Maxwell Award watch list a testament to KirVonte Benson, TaQuon Marshall

Georgia Tech B-back KirVonte Benson and quarterback TaQuon Marshall were two of 85 players named to the Maxwell Award watch list. They were named to the list on the basis of both having rushed for 1,000 yards last season – Marshall’s 1,146 yards were the most ever by a Tech quarterback – along with 927 passing yards for Marshall.

Benson, in his first season as a starter, earned second-team All-ACC honors after finishing fourth in the ACC in rushing yards (one spot behind Marshall).

While making the watch list for the Maxwell Award - given to the nation’s top college player - probably won’t be the first line of Benson’s LinkedIn résumé (nor Marshall’s), it’s a notable achievement for at least one reason. Their recruiting rankings coming out of high school (Marietta High for Benson, Harris County High for Marshall) would not have suggested that either would have had much of a shot at this type of honor.

Of the 14 ACC players on the watch list, Benson had the second lowest rating (247Sports Composite). Only Duke quarterback Daniel Jones, who didn’t even have a rating, was below Benson. Marshall’s was third lowest, and the gap between those three and the other 11 is pretty wide.

Benson was rated the No. 1,748 prospect in the 2015 class. Marshall was No. 939 in the same class. Of the other 11 players, three were in the top 100 of their respective classes and nine were in the top 500. Two more were between 600 and 650 of their classes.
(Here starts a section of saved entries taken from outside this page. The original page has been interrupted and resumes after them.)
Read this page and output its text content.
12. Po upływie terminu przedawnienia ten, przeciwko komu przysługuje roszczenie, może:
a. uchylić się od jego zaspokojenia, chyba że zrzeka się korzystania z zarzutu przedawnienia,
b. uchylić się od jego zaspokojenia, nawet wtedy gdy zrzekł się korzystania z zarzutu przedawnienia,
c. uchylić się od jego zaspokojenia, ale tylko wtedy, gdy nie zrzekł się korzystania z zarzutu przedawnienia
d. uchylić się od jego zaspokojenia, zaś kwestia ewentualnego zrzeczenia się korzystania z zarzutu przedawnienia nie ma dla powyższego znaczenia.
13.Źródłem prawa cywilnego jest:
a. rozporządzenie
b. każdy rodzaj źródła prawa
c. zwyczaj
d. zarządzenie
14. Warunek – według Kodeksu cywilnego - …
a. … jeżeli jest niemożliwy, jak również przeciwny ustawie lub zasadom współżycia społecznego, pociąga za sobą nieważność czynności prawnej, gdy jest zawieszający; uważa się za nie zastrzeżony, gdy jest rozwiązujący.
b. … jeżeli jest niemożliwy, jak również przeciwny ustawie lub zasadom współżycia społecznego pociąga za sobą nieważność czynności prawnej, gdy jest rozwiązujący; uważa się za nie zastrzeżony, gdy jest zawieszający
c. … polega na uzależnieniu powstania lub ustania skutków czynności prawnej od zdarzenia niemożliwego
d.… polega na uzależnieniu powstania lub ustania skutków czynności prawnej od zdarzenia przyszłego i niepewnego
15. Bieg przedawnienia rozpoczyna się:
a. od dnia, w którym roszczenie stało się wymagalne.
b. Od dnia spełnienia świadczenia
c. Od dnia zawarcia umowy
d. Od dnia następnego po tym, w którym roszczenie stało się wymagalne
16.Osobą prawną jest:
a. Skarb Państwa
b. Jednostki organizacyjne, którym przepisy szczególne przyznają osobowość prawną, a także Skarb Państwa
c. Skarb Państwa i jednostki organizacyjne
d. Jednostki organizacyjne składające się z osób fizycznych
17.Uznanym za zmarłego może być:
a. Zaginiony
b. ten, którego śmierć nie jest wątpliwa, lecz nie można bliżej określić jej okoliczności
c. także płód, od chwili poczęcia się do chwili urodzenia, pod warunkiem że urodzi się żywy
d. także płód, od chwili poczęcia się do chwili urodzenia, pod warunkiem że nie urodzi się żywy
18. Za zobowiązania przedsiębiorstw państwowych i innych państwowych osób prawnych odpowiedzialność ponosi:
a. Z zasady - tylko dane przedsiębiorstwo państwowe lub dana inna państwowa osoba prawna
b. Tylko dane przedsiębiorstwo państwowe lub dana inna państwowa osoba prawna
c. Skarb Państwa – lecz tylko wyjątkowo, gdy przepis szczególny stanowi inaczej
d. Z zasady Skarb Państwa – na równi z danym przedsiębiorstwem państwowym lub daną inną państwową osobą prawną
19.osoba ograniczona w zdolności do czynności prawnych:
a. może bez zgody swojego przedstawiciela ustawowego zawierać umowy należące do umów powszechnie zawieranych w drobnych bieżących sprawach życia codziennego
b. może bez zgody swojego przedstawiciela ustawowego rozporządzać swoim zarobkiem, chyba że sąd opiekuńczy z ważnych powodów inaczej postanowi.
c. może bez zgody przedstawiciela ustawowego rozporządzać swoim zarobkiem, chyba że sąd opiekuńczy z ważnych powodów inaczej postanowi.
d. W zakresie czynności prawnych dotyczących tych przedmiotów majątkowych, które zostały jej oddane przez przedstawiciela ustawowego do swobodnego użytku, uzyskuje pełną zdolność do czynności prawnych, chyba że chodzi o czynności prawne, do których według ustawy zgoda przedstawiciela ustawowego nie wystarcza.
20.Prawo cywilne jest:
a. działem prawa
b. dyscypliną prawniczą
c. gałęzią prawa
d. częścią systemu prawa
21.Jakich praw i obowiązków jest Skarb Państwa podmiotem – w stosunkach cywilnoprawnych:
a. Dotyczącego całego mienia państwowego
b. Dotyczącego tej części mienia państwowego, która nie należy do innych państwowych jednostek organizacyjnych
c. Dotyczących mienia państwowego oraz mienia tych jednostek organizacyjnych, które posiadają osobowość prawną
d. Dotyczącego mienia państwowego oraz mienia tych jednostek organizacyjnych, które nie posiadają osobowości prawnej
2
Benson was probably a bit undervalued, even before his production last season. He chose Tech over Wake Forest and Duke, and most prospects in his ranking neighborhood didn’t have choices like that. Of the 10 players immediately above and below him, only one other signed with a power-conference school. Of the 100 above him, 29 signed with power-conference schools (including another Tech B-back, Quaide Weimerskirch, who left for West Florida this summer as a grad transfer).

Beyond their rankings, both deserve credit for seizing opportunity when it was presented. At the end of the 2016 season, it seemed unlikely that either would have leading roles in the Tech offense in 2017.

Benson was behind Dedrick Mills, Marcus Marshall and Weimerskirch on the B-back depth chart. As a redshirt freshman in 2016, he didn’t take a single snap at the position. But Marshall transferred, Mills was dismissed and then Benson beat out Weimerskirch and Jerry Howard in the 2017 preseason. He also did a bit of growing up, maturing past a phase when he had some difficulty adjusting to college. Once he got the job, he ran with power and speed, breaking tackles in the box and jetting through secondaries.

Likewise, Marshall also was ready when he got his chance. He figured to be the No. 2 behind Matthew Jordan until Jordan tore a foot ligament in 2017 spring practice. Marshall rose to the occasion and likewise won the job in the preseason. He cemented it with his phenomenal debut against Tennessee.

There’s also a nod to coach Paul Johnson’s offensive system that can produce points and yards with players that many of their coaching peers don’t want, and also to coaches for finding the players that fit (Buzz Preston recruited Marshall, Andy McCollum went back to his high-school alma mater to recruit Benson).

Should they start rehearsing Maxwell Award acceptance speeches? There are probably better uses of time. But they’re a lot closer than most would have ever thought.